Tibial Plateau Fracture, ABOS Oral Boards Preparation
What examiners expect and how to prepare
Clinical Scenario
This is a 45-year-old female attorney who was struck by a car as a pedestrian at low speed. She had immediate right knee pain and could not bear weight. No significant medical history and no medications.
On exam, the right knee was swollen with a tense effusion. She was tender over the lateral tibial plateau. Valgus stress was painful with increased laxity compared to the other side. I checked the peroneal nerve, normal dorsiflexion, eversion, and sensation in the first web space. Distal pulses were symmetric.
AP, lateral, and oblique radiographs showed a split-depression fracture of the lateral tibial plateau with approximately 8mm of articular depression and lateral condylar widening. I obtained a CT with coronal, sagittal, and axial reconstructions, this confirmed a Schatzker II pattern with a 10mm depressed articular fragment and an intact posteromedial column. I also obtained an MRI, which showed an intact ACL and PCL, an MCL sprain without complete disruption, and a lateral meniscus tear with entrapment in the fracture cleft.
Given the degree of articular depression, well beyond the generally accepted 3 to 5mm threshold, the condylar widening, the valgus instability on exam, and the meniscal entrapment requiring repair, this was a clear operative indication. We discussed the surgical plan and she agreed to proceed.
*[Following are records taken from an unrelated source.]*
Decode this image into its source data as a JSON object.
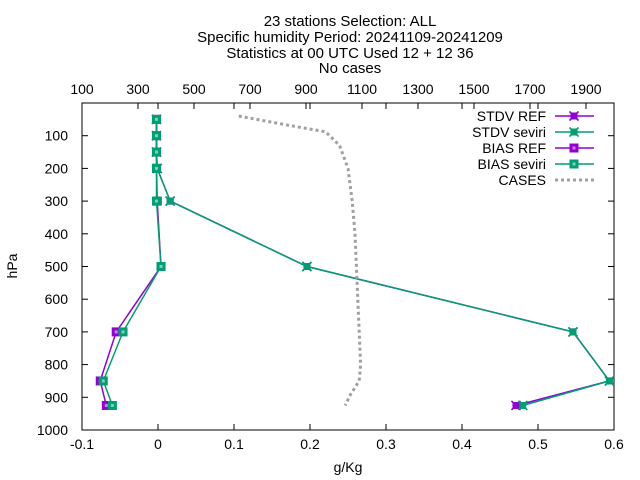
{
  "title_lines": [
    "23 stations Selection: ALL",
    "Specific humidity  Period: 20241109-20241209",
    "Statistics at 00 UTC  Used 12 + 12 36",
    "No cases"
  ],
  "chart_data": {
    "type": "line",
    "title": "23 stations Selection: ALL",
    "xlabel": "g/Kg",
    "ylabel": "hPa",
    "xlim": [
      -0.1,
      0.6
    ],
    "ylim": [
      1000,
      0
    ],
    "y_reversed": true,
    "x_ticks": [
      "-0.1",
      "0",
      "0.1",
      "0.2",
      "0.3",
      "0.4",
      "0.5",
      "0.6"
    ],
    "x_tick_values": [
      -0.1,
      0,
      0.1,
      0.2,
      0.3,
      0.4,
      0.5,
      0.6
    ],
    "y_ticks": [
      "100",
      "200",
      "300",
      "400",
      "500",
      "600",
      "700",
      "800",
      "900",
      "1000"
    ],
    "y_tick_values": [
      100,
      200,
      300,
      400,
      500,
      600,
      700,
      800,
      900,
      1000
    ],
    "x2lim": [
      100,
      2000
    ],
    "x2_ticks": [
      "100",
      "300",
      "500",
      "700",
      "900",
      "1100",
      "1300",
      "1500",
      "1700",
      "1900"
    ],
    "x2_tick_values": [
      100,
      300,
      500,
      700,
      900,
      1100,
      1300,
      1500,
      1700,
      1900
    ],
    "grid": false,
    "legend_position": "top-right",
    "series": [
      {
        "name": "STDV REF",
        "color": "#9400d3",
        "marker": "x-box",
        "axis": "x1",
        "points": [
          [
            -0.002,
            50
          ],
          [
            -0.002,
            100
          ],
          [
            -0.002,
            150
          ],
          [
            -0.001,
            200
          ],
          [
            0.016,
            300
          ],
          [
            0.196,
            500
          ],
          [
            0.546,
            700
          ],
          [
            0.594,
            850
          ],
          [
            0.471,
            925
          ]
        ]
      },
      {
        "name": "STDV seviri",
        "color": "#009e73",
        "marker": "x-box",
        "axis": "x1",
        "points": [
          [
            -0.002,
            50
          ],
          [
            -0.002,
            100
          ],
          [
            -0.002,
            150
          ],
          [
            -0.001,
            200
          ],
          [
            0.016,
            300
          ],
          [
            0.196,
            500
          ],
          [
            0.546,
            700
          ],
          [
            0.594,
            850
          ],
          [
            0.48,
            925
          ]
        ]
      },
      {
        "name": "BIAS REF",
        "color": "#9400d3",
        "marker": "square",
        "axis": "x1",
        "points": [
          [
            -0.002,
            50
          ],
          [
            -0.002,
            100
          ],
          [
            -0.002,
            150
          ],
          [
            -0.002,
            200
          ],
          [
            -0.001,
            300
          ],
          [
            0.004,
            500
          ],
          [
            -0.055,
            700
          ],
          [
            -0.076,
            850
          ],
          [
            -0.068,
            925
          ]
        ]
      },
      {
        "name": "BIAS seviri",
        "color": "#009e73",
        "marker": "square",
        "axis": "x1",
        "points": [
          [
            -0.002,
            50
          ],
          [
            -0.002,
            100
          ],
          [
            -0.002,
            150
          ],
          [
            -0.002,
            200
          ],
          [
            -0.002,
            300
          ],
          [
            0.004,
            500
          ],
          [
            -0.046,
            700
          ],
          [
            -0.072,
            850
          ],
          [
            -0.06,
            925
          ]
        ]
      },
      {
        "name": "CASES",
        "color": "#a0a0a0",
        "marker": "none",
        "dashed": true,
        "axis": "x2",
        "points": [
          [
            660,
            40
          ],
          [
            850,
            70
          ],
          [
            970,
            88
          ],
          [
            1020,
            130
          ],
          [
            1050,
            200
          ],
          [
            1065,
            300
          ],
          [
            1075,
            400
          ],
          [
            1080,
            500
          ],
          [
            1085,
            600
          ],
          [
            1090,
            700
          ],
          [
            1095,
            800
          ],
          [
            1090,
            850
          ],
          [
            1060,
            890
          ],
          [
            1040,
            925
          ]
        ]
      }
    ]
  }
}
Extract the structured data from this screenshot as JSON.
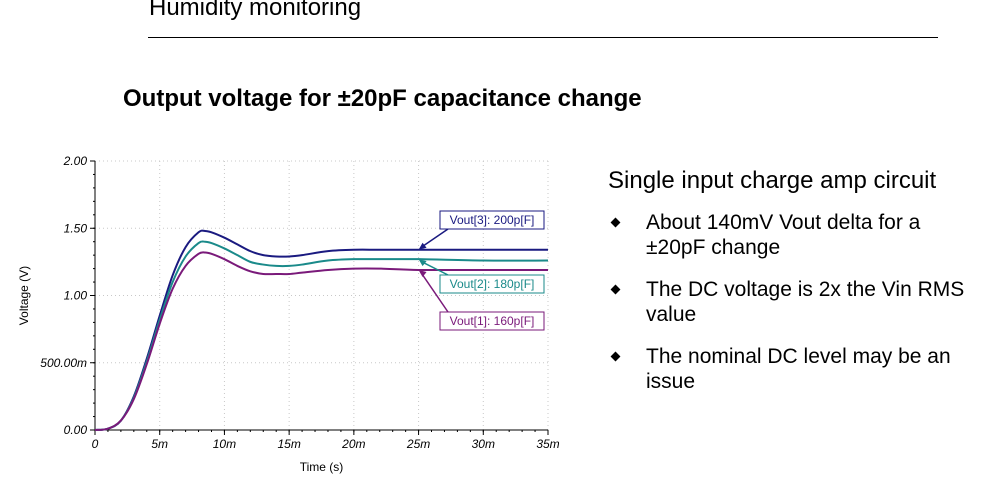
{
  "header": {
    "title": "Humidity monitoring"
  },
  "slide": {
    "title": "Output voltage for ±20pF capacitance change"
  },
  "notes": {
    "title": "Single input charge amp circuit",
    "items": [
      "About 140mV Vout delta for a ±20pF change",
      "The DC voltage is 2x the Vin RMS value",
      "The nominal DC level may be an issue"
    ]
  },
  "chart_data": {
    "type": "line",
    "title": "",
    "xlabel": "Time (s)",
    "ylabel": "Voltage (V)",
    "xlim": [
      0,
      0.035
    ],
    "ylim": [
      0,
      2.0
    ],
    "x_ticks": [
      0,
      0.005,
      0.01,
      0.015,
      0.02,
      0.025,
      0.03,
      0.035
    ],
    "x_tick_labels": [
      "0",
      "5m",
      "10m",
      "15m",
      "20m",
      "25m",
      "30m",
      "35m"
    ],
    "y_ticks": [
      0,
      0.5,
      1.0,
      1.5,
      2.0
    ],
    "y_tick_labels": [
      "0.00",
      "500.00m",
      "1.00",
      "1.50",
      "2.00"
    ],
    "grid": true,
    "series": [
      {
        "name": "Vout[3]: 200p[F]",
        "color": "#1a1a80",
        "x": [
          0,
          0.001,
          0.002,
          0.003,
          0.004,
          0.005,
          0.006,
          0.007,
          0.008,
          0.0085,
          0.009,
          0.01,
          0.011,
          0.012,
          0.013,
          0.014,
          0.015,
          0.016,
          0.018,
          0.02,
          0.022,
          0.025,
          0.03,
          0.035
        ],
        "y": [
          0,
          0.01,
          0.07,
          0.25,
          0.53,
          0.85,
          1.15,
          1.36,
          1.47,
          1.48,
          1.47,
          1.43,
          1.38,
          1.33,
          1.3,
          1.29,
          1.29,
          1.3,
          1.33,
          1.34,
          1.34,
          1.34,
          1.34,
          1.34
        ]
      },
      {
        "name": "Vout[2]: 180p[F]",
        "color": "#1a8a8a",
        "x": [
          0,
          0.001,
          0.002,
          0.003,
          0.004,
          0.005,
          0.006,
          0.007,
          0.008,
          0.0085,
          0.009,
          0.01,
          0.011,
          0.012,
          0.013,
          0.014,
          0.015,
          0.016,
          0.018,
          0.02,
          0.022,
          0.025,
          0.03,
          0.035
        ],
        "y": [
          0,
          0.01,
          0.07,
          0.24,
          0.51,
          0.82,
          1.1,
          1.29,
          1.39,
          1.4,
          1.39,
          1.35,
          1.3,
          1.25,
          1.23,
          1.22,
          1.22,
          1.23,
          1.26,
          1.27,
          1.27,
          1.27,
          1.26,
          1.26
        ]
      },
      {
        "name": "Vout[1]: 160p[F]",
        "color": "#7a1a7a",
        "x": [
          0,
          0.001,
          0.002,
          0.003,
          0.004,
          0.005,
          0.006,
          0.007,
          0.008,
          0.0085,
          0.009,
          0.01,
          0.011,
          0.012,
          0.013,
          0.014,
          0.015,
          0.016,
          0.018,
          0.02,
          0.022,
          0.025,
          0.03,
          0.035
        ],
        "y": [
          0,
          0.01,
          0.07,
          0.23,
          0.49,
          0.79,
          1.05,
          1.22,
          1.31,
          1.32,
          1.31,
          1.27,
          1.22,
          1.18,
          1.16,
          1.16,
          1.16,
          1.17,
          1.19,
          1.2,
          1.2,
          1.19,
          1.19,
          1.19
        ]
      }
    ],
    "annotations": [
      {
        "text": "Vout[3]: 200p[F]",
        "series": 0,
        "x": 0.025
      },
      {
        "text": "Vout[2]: 180p[F]",
        "series": 1,
        "x": 0.025
      },
      {
        "text": "Vout[1]: 160p[F]",
        "series": 2,
        "x": 0.025
      }
    ]
  }
}
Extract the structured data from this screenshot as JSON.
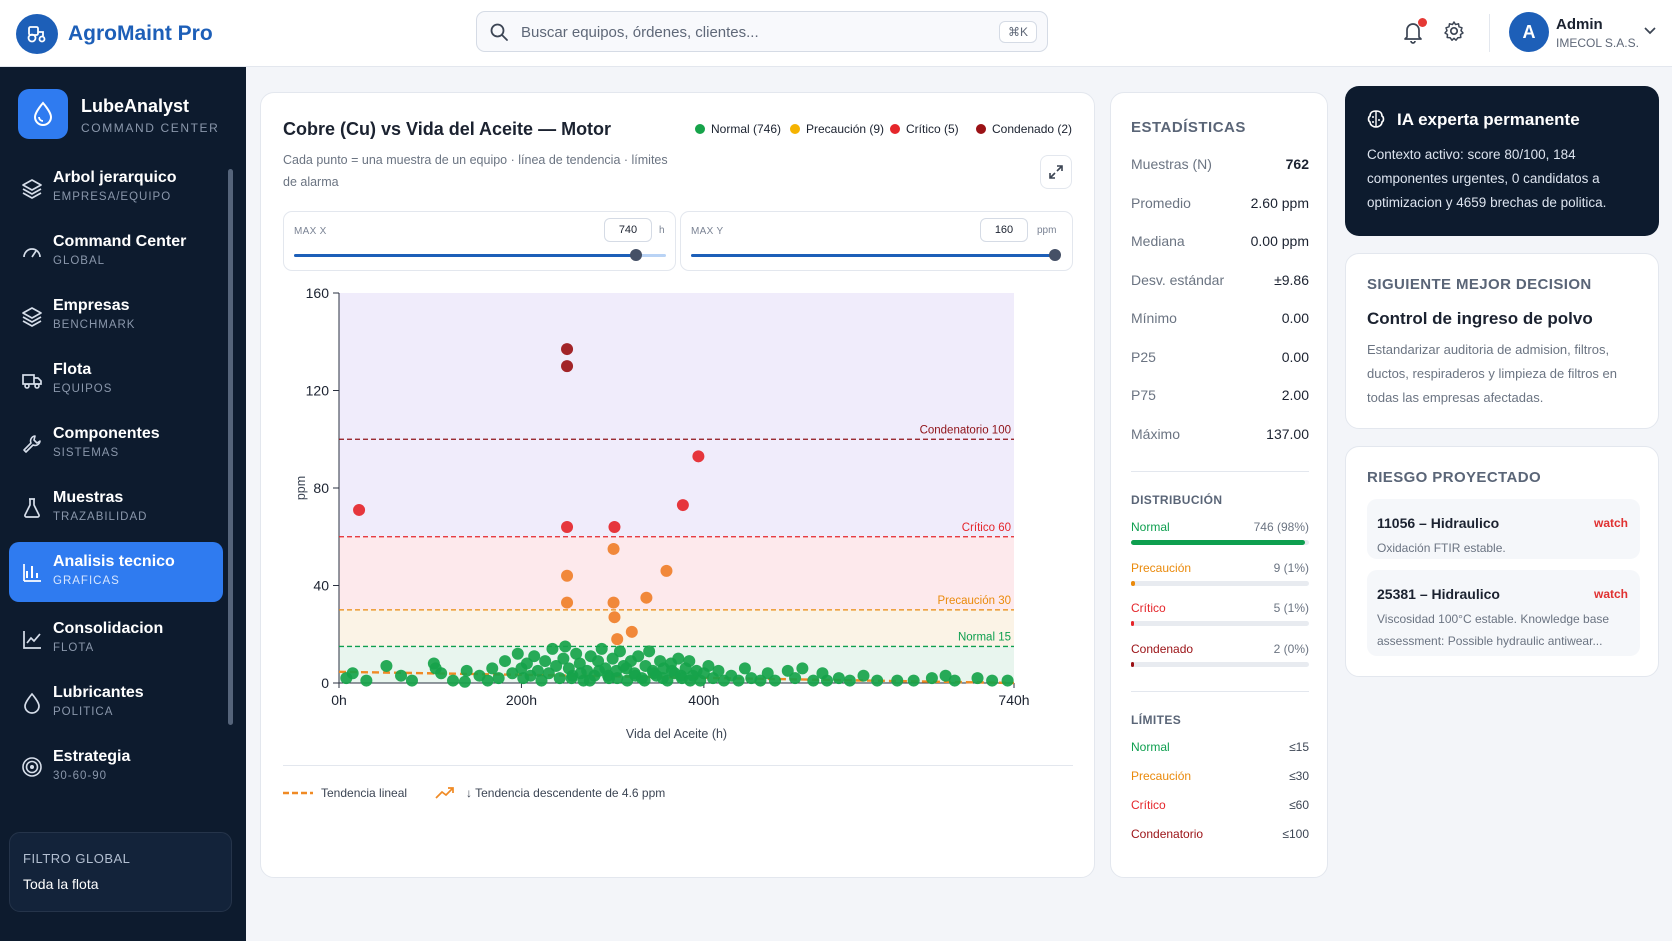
{
  "header": {
    "app_title": "AgroMaint Pro",
    "search_placeholder": "Buscar equipos, órdenes, clientes...",
    "search_shortcut": "⌘K",
    "user_initial": "A",
    "user_name": "Admin",
    "user_org": "IMECOL S.A.S."
  },
  "sidebar": {
    "brand_name": "LubeAnalyst",
    "brand_sub": "COMMAND CENTER",
    "items": [
      {
        "label": "Arbol jerarquico",
        "sub": "EMPRESA/EQUIPO",
        "icon": "layers-icon",
        "active": false
      },
      {
        "label": "Command Center",
        "sub": "GLOBAL",
        "icon": "gauge-icon",
        "active": false
      },
      {
        "label": "Empresas",
        "sub": "BENCHMARK",
        "icon": "layers-icon",
        "active": false
      },
      {
        "label": "Flota",
        "sub": "EQUIPOS",
        "icon": "truck-icon",
        "active": false
      },
      {
        "label": "Componentes",
        "sub": "SISTEMAS",
        "icon": "wrench-icon",
        "active": false
      },
      {
        "label": "Muestras",
        "sub": "TRAZABILIDAD",
        "icon": "flask-icon",
        "active": false
      },
      {
        "label": "Analisis tecnico",
        "sub": "GRAFICAS",
        "icon": "bar-chart-icon",
        "active": true
      },
      {
        "label": "Consolidacion",
        "sub": "FLOTA",
        "icon": "line-chart-icon",
        "active": false
      },
      {
        "label": "Lubricantes",
        "sub": "POLITICA",
        "icon": "droplet-icon",
        "active": false
      },
      {
        "label": "Estrategia",
        "sub": "30-60-90",
        "icon": "target-icon",
        "active": false
      }
    ],
    "filter_title": "FILTRO GLOBAL",
    "filter_value": "Toda la flota"
  },
  "chart_panel": {
    "title": "Cobre (Cu) vs Vida del Aceite — Motor",
    "subtitle": "Cada punto = una muestra de un equipo · línea de tendencia · límites de alarma",
    "legend": [
      {
        "label": "Normal (746)",
        "color": "#16a34a"
      },
      {
        "label": "Precaución (9)",
        "color": "#f5b301"
      },
      {
        "label": "Crítico (5)",
        "color": "#e5262b"
      },
      {
        "label": "Condenado (2)",
        "color": "#9b1216"
      }
    ],
    "max_x_label": "MAX X",
    "max_x_value": "740",
    "max_x_unit": "h",
    "max_x_fraction": 0.92,
    "max_y_label": "MAX Y",
    "max_y_value": "160",
    "max_y_unit": "ppm",
    "max_y_fraction": 1.0,
    "trend_label": "Tendencia lineal",
    "trend_summary": "↓ Tendencia descendente de 4.6 ppm"
  },
  "chart_data": {
    "type": "scatter",
    "xlabel": "Vida del Aceite (h)",
    "ylabel": "ppm",
    "xlim": [
      0,
      740
    ],
    "ylim": [
      0,
      160
    ],
    "x_ticks": [
      {
        "v": 0,
        "label": "0h"
      },
      {
        "v": 200,
        "label": "200h"
      },
      {
        "v": 400,
        "label": "400h"
      },
      {
        "v": 740,
        "label": "740h"
      }
    ],
    "y_ticks": [
      0,
      40,
      80,
      120,
      160
    ],
    "zones": [
      {
        "from": 0,
        "to": 15,
        "color": "#e8f5ee"
      },
      {
        "from": 15,
        "to": 30,
        "color": "#fbf3e6"
      },
      {
        "from": 30,
        "to": 60,
        "color": "#fde9ec"
      },
      {
        "from": 60,
        "to": 160,
        "color": "#f0ecfb"
      }
    ],
    "thresholds": [
      {
        "label": "Normal 15",
        "value": 15,
        "color": "#0e9f4f"
      },
      {
        "label": "Precaución 30",
        "value": 30,
        "color": "#ea8a0c"
      },
      {
        "label": "Crítico 60",
        "value": 60,
        "color": "#e5262b"
      },
      {
        "label": "Condenatorio 100",
        "value": 100,
        "color": "#8f1218"
      }
    ],
    "trend": {
      "x": [
        0,
        740
      ],
      "y": [
        4.6,
        0
      ],
      "color": "#f08a24"
    },
    "series": [
      {
        "name": "Condenado",
        "color": "#9b1216",
        "points": [
          [
            250,
            137
          ],
          [
            250,
            130
          ]
        ]
      },
      {
        "name": "Crítico",
        "color": "#e5262b",
        "points": [
          [
            22,
            71
          ],
          [
            250,
            64
          ],
          [
            302,
            64
          ],
          [
            377,
            73
          ],
          [
            394,
            93
          ]
        ]
      },
      {
        "name": "Precaución",
        "color": "#f07f2a",
        "points": [
          [
            250,
            44
          ],
          [
            250,
            33
          ],
          [
            301,
            55
          ],
          [
            301,
            33
          ],
          [
            337,
            35
          ],
          [
            359,
            46
          ],
          [
            302,
            27
          ],
          [
            305,
            18
          ],
          [
            321,
            21
          ]
        ]
      },
      {
        "name": "Normal",
        "color": "#16a34a",
        "points": [
          [
            8,
            2
          ],
          [
            15,
            4
          ],
          [
            30,
            1
          ],
          [
            52,
            7
          ],
          [
            68,
            3
          ],
          [
            80,
            1
          ],
          [
            104,
            8
          ],
          [
            106,
            6
          ],
          [
            112,
            4
          ],
          [
            125,
            1
          ],
          [
            138,
            0.5
          ],
          [
            140,
            5
          ],
          [
            154,
            3
          ],
          [
            163,
            1
          ],
          [
            168,
            6
          ],
          [
            175,
            2
          ],
          [
            182,
            9
          ],
          [
            190,
            4
          ],
          [
            196,
            12
          ],
          [
            200,
            6
          ],
          [
            202,
            2
          ],
          [
            206,
            8
          ],
          [
            210,
            3
          ],
          [
            214,
            11
          ],
          [
            218,
            5
          ],
          [
            222,
            1
          ],
          [
            226,
            9
          ],
          [
            230,
            4
          ],
          [
            234,
            14
          ],
          [
            238,
            7
          ],
          [
            242,
            2
          ],
          [
            246,
            10
          ],
          [
            248,
            15
          ],
          [
            252,
            6
          ],
          [
            256,
            3
          ],
          [
            260,
            12
          ],
          [
            264,
            8
          ],
          [
            268,
            1
          ],
          [
            272,
            5
          ],
          [
            276,
            11
          ],
          [
            280,
            3
          ],
          [
            284,
            9
          ],
          [
            288,
            14
          ],
          [
            292,
            6
          ],
          [
            296,
            2
          ],
          [
            300,
            10
          ],
          [
            304,
            5
          ],
          [
            308,
            13
          ],
          [
            312,
            7
          ],
          [
            316,
            1
          ],
          [
            320,
            9
          ],
          [
            324,
            4
          ],
          [
            328,
            11
          ],
          [
            332,
            2
          ],
          [
            336,
            7
          ],
          [
            340,
            13
          ],
          [
            344,
            5
          ],
          [
            348,
            3
          ],
          [
            352,
            9
          ],
          [
            356,
            6
          ],
          [
            360,
            1
          ],
          [
            364,
            8
          ],
          [
            368,
            4
          ],
          [
            372,
            10
          ],
          [
            376,
            2
          ],
          [
            380,
            6
          ],
          [
            384,
            9
          ],
          [
            388,
            3
          ],
          [
            392,
            5
          ],
          [
            396,
            1
          ],
          [
            400,
            4
          ],
          [
            405,
            7
          ],
          [
            410,
            2
          ],
          [
            416,
            5
          ],
          [
            422,
            1
          ],
          [
            430,
            3
          ],
          [
            438,
            1
          ],
          [
            445,
            6
          ],
          [
            452,
            2
          ],
          [
            462,
            1
          ],
          [
            470,
            4
          ],
          [
            478,
            1
          ],
          [
            492,
            5
          ],
          [
            500,
            2
          ],
          [
            508,
            6
          ],
          [
            520,
            1
          ],
          [
            530,
            4
          ],
          [
            535,
            1
          ],
          [
            548,
            2
          ],
          [
            560,
            1
          ],
          [
            575,
            3
          ],
          [
            590,
            1
          ],
          [
            612,
            1
          ],
          [
            630,
            1
          ],
          [
            650,
            2
          ],
          [
            665,
            3
          ],
          [
            675,
            1
          ],
          [
            700,
            2
          ],
          [
            716,
            1
          ],
          [
            733,
            1
          ],
          [
            255,
            2
          ],
          [
            265,
            4
          ],
          [
            275,
            1
          ],
          [
            285,
            5
          ],
          [
            295,
            3
          ],
          [
            305,
            2
          ],
          [
            315,
            6
          ],
          [
            325,
            3
          ],
          [
            335,
            1
          ],
          [
            345,
            4
          ],
          [
            355,
            2
          ],
          [
            365,
            5
          ],
          [
            375,
            3
          ],
          [
            385,
            1
          ]
        ]
      }
    ]
  },
  "stats": {
    "title": "ESTADÍSTICAS",
    "rows": [
      {
        "label": "Muestras (N)",
        "value": "762"
      },
      {
        "label": "Promedio",
        "value": "2.60 ppm"
      },
      {
        "label": "Mediana",
        "value": "0.00 ppm"
      },
      {
        "label": "Desv. estándar",
        "value": "±9.86"
      },
      {
        "label": "Mínimo",
        "value": "0.00"
      },
      {
        "label": "P25",
        "value": "0.00"
      },
      {
        "label": "P75",
        "value": "2.00"
      },
      {
        "label": "Máximo",
        "value": "137.00"
      }
    ],
    "dist_title": "DISTRIBUCIÓN",
    "distribution": [
      {
        "label": "Normal",
        "value": "746 (98%)",
        "fraction": 0.98,
        "color": "#0e9f4f"
      },
      {
        "label": "Precaución",
        "value": "9 (1%)",
        "fraction": 0.02,
        "color": "#ea8a0c"
      },
      {
        "label": "Crítico",
        "value": "5 (1%)",
        "fraction": 0.01,
        "color": "#e5262b"
      },
      {
        "label": "Condenado",
        "value": "2 (0%)",
        "fraction": 0.01,
        "color": "#9b1216"
      }
    ],
    "limits_title": "LÍMITES",
    "limits": [
      {
        "label": "Normal",
        "value": "≤15",
        "color": "#0e9f4f"
      },
      {
        "label": "Precaución",
        "value": "≤30",
        "color": "#ea8a0c"
      },
      {
        "label": "Crítico",
        "value": "≤60",
        "color": "#e5262b"
      },
      {
        "label": "Condenatorio",
        "value": "≤100",
        "color": "#9b1216"
      }
    ]
  },
  "ia": {
    "title": "IA experta permanente",
    "text": "Contexto activo: score 80/100, 184 componentes urgentes, 0 candidatos a optimizacion y 4659 brechas de politica."
  },
  "next_decision": {
    "heading": "SIGUIENTE MEJOR DECISION",
    "title": "Control de ingreso de polvo",
    "text": "Estandarizar auditoria de admision, filtros, ductos, respiraderos y limpieza de filtros en todas las empresas afectadas."
  },
  "risk": {
    "heading": "RIESGO PROYECTADO",
    "items": [
      {
        "title": "11056 – Hidraulico",
        "badge": "watch",
        "desc": "Oxidación FTIR estable."
      },
      {
        "title": "25381 – Hidraulico",
        "badge": "watch",
        "desc": "Viscosidad 100°C estable. Knowledge base assessment: Possible hydraulic antiwear..."
      }
    ]
  }
}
I performed ORIF through an anterolateral approach with a submeniscal arthrotomy, using a lateral periarticular locking plate with calcium phosphate bone substitute for the metaphyseal void. The entrapped lateral meniscus was reduced and repaired. I confirmed articular reduction and joint stability with fluoroscopy and valgus stress.
Post-operatively, she was placed in a hinged knee brace and started immediate range of motion from 0 to 90 degrees. She was non-weight-bearing for eight weeks to protect the meniscal repair and the articular surface. At six weeks, X-rays showed early healing with maintained articular reduction, but her range of motion had plateaued at 0 to 85 degrees despite compliant therapy. At ten weeks, she was still stuck at 0 to 90. Given the persistent stiffness, I performed a manipulation under anesthesia at twelve weeks. Under general anesthesia I was able to achieve 0 to 130 degrees of flexion. She was started on an aggressive therapy protocol immediately after the manipulation. At four months, she had regained 0 to 120 degrees of motion and was progressing to full weight-bearing. At six months, she was walking without a significant limp, back to most of her normal activities, and had no instability on exam.
She was satisfied with the result and returning to her active lifestyle. In retrospect, I would consider using arthroscopic assistance for the articular reduction rather than relying solely on direct visualization through the submeniscal arthrotomy. I also think starting continuous passive motion in the immediate post-operative period might have prevented the stiffness that required manipulation. I monitored her closely for post-traumatic arthritis given the articular involvement, and at six months her joint space was well-maintained.
What Examiners Look For
- Data gathering: Describe the complete workup, why did you get CT and MRI? What additional information did each provide beyond plain films?
- Diagnosis: Schatzker classification from imaging and how it directs treatment. Identify which column is involved using three-column theory.
- Treatment plan: What are your indications for surgery? How much articular depression is acceptable? What role does the meniscal entrapment play?
- Technical skill: Describe the elevation of the depressed fragment, void management, and why you chose a submeniscal arthrotomy over arthroscopy.
- Complications: What if she develops post-traumatic arthritis at 5 years? What are her options? How does the meniscal status affect this?
- Applied knowledge: Discuss the three-column classification concept and how it has changed fixation strategy for these fractures.
Common Pitfalls
- Not addressing the soft tissue injury, meniscal pathology and ligamentous injury must be discussed with every tibial plateau fracture.
- Forgetting to check and document the peroneal nerve, especially with lateral plateau injuries and valgus mechanism.
- Using articular depression thresholds without understanding that functional demand and compartment affected matter.
- Not discussing weight-bearing protocols and how timing affects outcomes.
- Skipping the non-operative discussion, know which Schatzker patterns can be treated in a brace.